Tesla will be able to fail when more computing power is available, they will be able to a version of FSD with entirely virtual data, as many edge cases as they want, other drivers with various amounts of skill or recklessness, and if they have a virtual accident then that will just be one more data point, and they can continue the simulations. When more computing power is brought online at the end of the year the need for real-world driving miles will go away as will the huge lead in autonomous driving miles, but it will lead to the MuZero version of FSD.
They primarily use simulation to supplement training data if there isn’t enough real world data of a given situation available.
But to the best of my knowledge, real world driving data is the way they discover the edge cases where the system doesn’t perform.
That real world data can be from interventions or shadow mode, though.
But is teaching AI FSD to drive by human teaching going to limit it to human accuracy and accident avoidance?* 🎉🎉🎉🎉
They use the best driver's data. So it might be limited by them in some aspects but I would not be unhappy with that.

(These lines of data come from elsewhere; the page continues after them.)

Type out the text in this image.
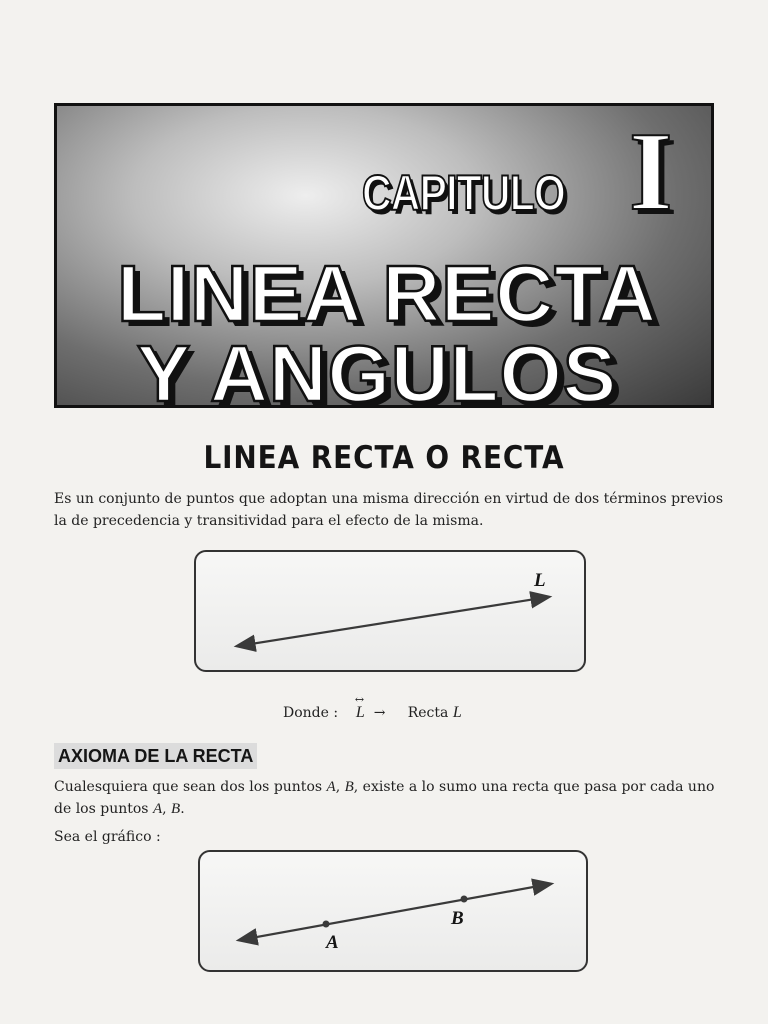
CAPITULO I
LINEA RECTA
Y ANGULOS
LINEA RECTA O RECTA

Es un conjunto de puntos que adoptan una misma dirección en virtud de dos términos previos la de precedencia y transitividad para el efecto de la misma.

L
Donde :
↔
L → Recta L
AXIOMA DE LA RECTA

Cualesquiera que sean dos los puntos A, B, existe a lo sumo una recta que pasa por cada uno de los puntos A, B.

Sea el gráfico :

A
B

Remember, it will have instantaneous reactions and simulated data to practice on.
FSD can fail and is allowed to fail. Every intervention is considered a failure by the NN to tune and improve.
100% true.
As long as interventions catch 99.9%+ of safety critical failures, we'll be golden.
Tesla FSD will make money in 2035
Why is it shocking?! All tests indicate it is pretty good but still needs lots of improvement. Shocking would be performance of 99.9999 and it is far from it.
99.99% would be four deaths a year.
No human is at 99.9999…
99.99% would be four deaths per year
The acceptable rate of human failure is 40k deaths per year. What is the acceptable rate for FSD?
If Elon's 10x rule turns out to be roughly accurate, I guess that puts it at 4k * (Tesla's US Auto Fleet Share)
@@HansCNelson that's a no go from a regulatory approval standpoint, not to mention societal acceptance or the liability cost to Tesla. I think it would have to be 1000x.
There are no milestones, you either win or lose a game of go. Same goes for driving, either you get it right or not
That's patently incorrect.
.
Were it true, every human driver would be infallible, all the time.
.
Just as with humans, the "milestones are and will be measured in the probability of success, gained by experience.
@@rogerstarkey5390 Circumstance always upsets your theory
The question is, what level of error will be permissible by society? I would argue that a 99% reduction in fatalities is acceptable, but I think that most people would not be happy if FSD killed 400 people per year.
@@MegaWildernessHe’s correct though.
YT stop deleting my comments. There is an acceptable rate of failure for humans. It's 40k deaths per year. What is the acceptable rate for FSD?
Escae praevalebunt!
Great clip, clickbait thumbnail. It may work on an individual video basis Hans, but it telegraphs a need to distort or twist the truth just to get views. Don’t be that guy.
FSD will have just as many regressions as improvements with each update for the foreseeable future, and it will not save the stock price until TSLA assumes responsibility for accidents. No one except tech bros are paying 12gs for a glorified cruise control.